Well, maybe more than 99.
Maybe more like 200 or even 300; I’ve lost count. For decades, I’ve been
creating “serious” art on paper plates. I only use clean plates, no pizza
stains, no ketchup or remains of chocolate cake. I like the sound of “99 paper
plates on the wall.” Reminds me of a camp bus group-sing “99 bottles of beer on
the wall,” but it’s pretty hard to draw on beer bottles.
I have a notoriously short
interest span; my husband of fifty years used to shake his head in mock wonder
“How did I last so long with you?” he would wail. It’s not pathology; it’s just
my creative intolerance for repetition. Some people can spend their entire life
at the same job and find comfort in its predictability. I’m just the opposite;
once something is routine; I will climb sheer walls to get away.
Hence paper plates. Cheap,
available, with a slightly rough texture that takes pencil or crayon well. If
it’s no good, toss it. Meant to be thrown out anyhow. I began by drawing at meetings,
endless boring meetings - at the University when I taught art history, at
government agencies when I was a preservation consultant, and as a member of a
half dozen community organizations. Hundreds and hundreds of meetings over the
past 40 years have produced lots of art on paper plates. I drew to entertain
myself, keep from screaming out loud. After a while, I got pretty good at
sketching my fellow sufferers, able to catch a likeness with a few strokes.
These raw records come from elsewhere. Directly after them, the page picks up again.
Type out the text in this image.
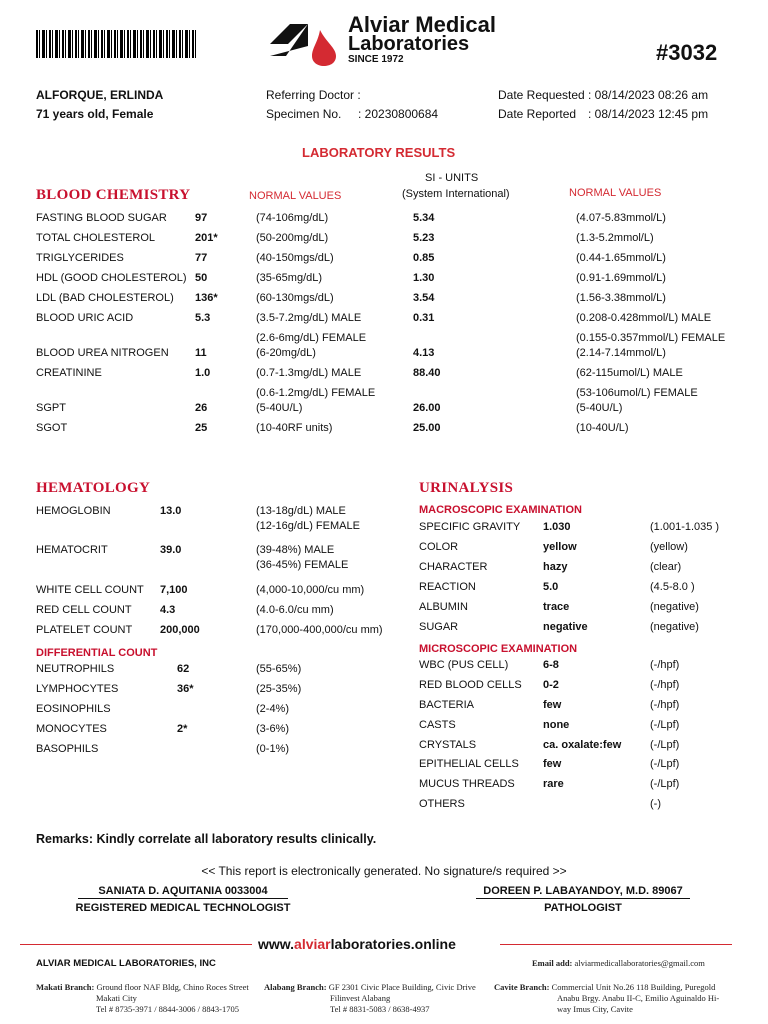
Alviar Medical
Laboratories
SINCE 1972	#3032
ALFORQUE, ERLINDA
71 years old, Female
Referring Doctor :
Specimen No. : 20230800684
Date Requested : 08/14/2023 08:26 am
Date Reported : 08/14/2023 12:45 pm
LABORATORY RESULTS
BLOOD CHEMISTRY	NORMAL VALUES
SI - UNITS
(System International)	NORMAL VALUES
FASTING BLOOD SUGAR	97	(74-106mg/dL)	5.34	(4.07-5.83mmol/L)
TOTAL CHOLESTEROL	201*	(50-200mg/dL)	5.23	(1.3-5.2mmol/L)
TRIGLYCERIDES	77	(40-150mgs/dL)	0.85	(0.44-1.65mmol/L)
HDL (GOOD CHOLESTEROL) 50	(35-65mg/dL)	1.30	(0.91-1.69mmol/L)
LDL (BAD CHOLESTEROL) 136*	(60-130mgs/dL)	3.54	(1.56-3.38mmol/L)
BLOOD URIC ACID	5.3	(3.5-7.2mg/dL) MALE	0.31	(0.208-0.428mmol/L) MALE
(2.6-6mg/dL) FEMALE	(0.155-0.357mmol/L) FEMALE
BLOOD UREA NITROGEN 11	(6-20mg/dL)	4.13	(2.14-7.14mmol/L)
CREATININE	1.0	(0.7-1.3mg/dL) MALE	88.40	(62-115umol/L) MALE
(0.6-1.2mg/dL) FEMALE	(53-106umol/L) FEMALE
SGPT	26	(5-40U/L)	26.00	(5-40U/L)
SGOT	25	(10-40RF units)	25.00	(10-40U/L)
HEMATOLOGY
HEMOGLOBIN	13.0	(13-18g/dL) MALE
(12-16g/dL) FEMALE
HEMATOCRIT	39.0	(39-48%) MALE
(36-45%) FEMALE
WHITE CELL COUNT 7,100	(4,000-10,000/cu mm)
RED CELL COUNT	4.3	(4.0-6.0/cu mm)
PLATELET COUNT	200,000	(170,000-400,000/cu mm)
DIFFERENTIAL COUNT
NEUTROPHILS	62	(55-65%)
LYMPHOCYTES	36*	(25-35%)
EOSINOPHILS	(2-4%)
MONOCYTES	2*	(3-6%)
BASOPHILS	(0-1%)
URINALYSIS
MACROSCOPIC EXAMINATION
SPECIFIC GRAVITY 1.030	(1.001-1.035 )
COLOR	yellow	(yellow)
CHARACTER	hazy	(clear)
REACTION	5.0	(4.5-8.0 )
ALBUMIN	trace	(negative)
SUGAR	negative	(negative)
MICROSCOPIC EXAMINATION
WBC (PUS CELL)	6-8	(-/hpf)
RED BLOOD CELLS 0-2	(-/hpf)
BACTERIA	few	(-/hpf)
CASTS	none	(-/Lpf)
CRYSTALS	ca. oxalate:few	(-/Lpf)
EPITHELIAL CELLS few	(-/Lpf)
MUCUS THREADS	rare	(-/Lpf)
OTHERS	(-)
Remarks: Kindly correlate all laboratory results clinically.
<< This report is electronically generated. No signature/s required >>
SANIATA D. AQUITANIA 0033004
REGISTERED MEDICAL TECHNOLOGIST
DOREEN P. LABAYANDOY, M.D. 89067
PATHOLOGIST
www.alviarlaboratories.online
ALVIAR MEDICAL LABORATORIES, INC	Email add: alviarmedicallaboratories@gmail.com
Makati Branch: Ground floor NAF Bldg, Chino Roces Street
Makati City
Tel # 8735-3971 / 8844-3006 / 8843-1705
Alabang Branch: GF 2301 Civic Place Building, Civic Drive
Filinvest Alabang
Tel # 8831-5083 / 8638-4937
Cavite Branch: Commercial Unit No.26 118 Building, Puregold
Anabu Brgy. Anabu II-C, Emilio Aguinaldo Hi-
way Imus City, Cavite
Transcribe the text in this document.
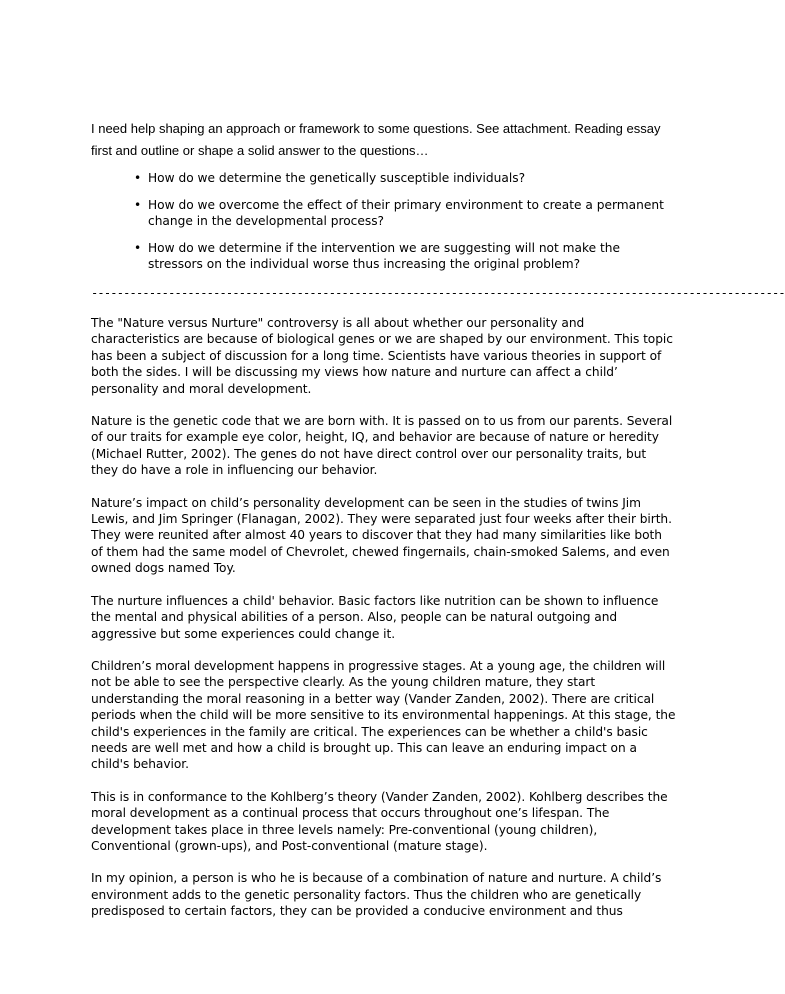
I need help shaping an approach or framework to some questions. See attachment. Reading essay first and outline or shape a solid answer to the questions…

• How do we determine the genetically susceptible individuals?
• How do we overcome the effect of their primary environment to create a permanent change in the developmental process?
• How do we determine if the intervention we are suggesting will not make the stressors on the individual worse thus increasing the original problem?
------------------------------------------------------------------------------------------------------------

The "Nature versus Nurture" controversy is all about whether our personality and characteristics are because of biological genes or we are shaped by our environment. This topic has been a subject of discussion for a long time. Scientists have various theories in support of both the sides. I will be discussing my views how nature and nurture can affect a child’ personality and moral development.

Nature is the genetic code that we are born with. It is passed on to us from our parents. Several of our traits for example eye color, height, IQ, and behavior are because of nature or heredity (Michael Rutter, 2002). The genes do not have direct control over our personality traits, but they do have a role in influencing our behavior.

Nature’s impact on child’s personality development can be seen in the studies of twins Jim Lewis, and Jim Springer (Flanagan, 2002). They were separated just four weeks after their birth. They were reunited after almost 40 years to discover that they had many similarities like both of them had the same model of Chevrolet, chewed fingernails, chain-smoked Salems, and even owned dogs named Toy.

The nurture influences a child' behavior. Basic factors like nutrition can be shown to influence the mental and physical abilities of a person. Also, people can be natural outgoing and aggressive but some experiences could change it.

Children’s moral development happens in progressive stages. At a young age, the children will not be able to see the perspective clearly. As the young children mature, they start understanding the moral reasoning in a better way (Vander Zanden, 2002). There are critical periods when the child will be more sensitive to its environmental happenings. At this stage, the child's experiences in the family are critical. The experiences can be whether a child's basic needs are well met and how a child is brought up. This can leave an enduring impact on a child's behavior.

This is in conformance to the Kohlberg’s theory (Vander Zanden, 2002). Kohlberg describes the moral development as a continual process that occurs throughout one’s lifespan. The development takes place in three levels namely: Pre-conventional (young children), Conventional (grown-ups), and Post-conventional (mature stage).

In my opinion, a person is who he is because of a combination of nature and nurture. A child’s environment adds to the genetic personality factors. Thus the children who are genetically predisposed to certain factors, they can be provided a conducive environment and thus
There was always a “learning curve;” the first few plates were usually clumsy,
ready to be tossed out, but by the third or fourth, I would loosen up and there
would always be a few worth keeping. Then boredom would set in, the quality
would deteriorate and I’d stop. I was always amazed at how unaware my
colleagues were that someone was even looking at them, let alone using them as
a free model.
Over the past year or so, I
have stopped going to meetings, dropped out of civic life, so my “Paper Plate
Portraits period” is over. That doesn’t mean I have abandoned the medium! I’ve
just taken it to a higher level. I now
refer to using paper plates as my version of Arte Povera, a post World War II
art movement that glorified the use of “humble” materials. And what could be
more humble than a paper plate? But instead of sketching someone sitting across
the table, I cut semi abstract figures out of black or grey paper and carefully
compose them on the plate. I also cut letters out of newspapers and glue them
down without meaning, just because I like the way their shapes fit into the
composition. At first, I used only plain white supermarket plates, 200 for
$3.99, treating the fluted rims like the borders of ancient Greek kylixes,
their shallow-bowled drinking cups. Now, I’ve graduated to the Party Store where
I buy more elaborate versions in a variety of colors, shapes and sizes.
Several people have told me
that I should find a dinnerware manufacturer who will turn them into a
commercial product, although for the life of me, I can’t imagine anyone bizarre
enough to want to eat off them. But who knows? There’s a market for everything
and no accounting for public taste (bad pun).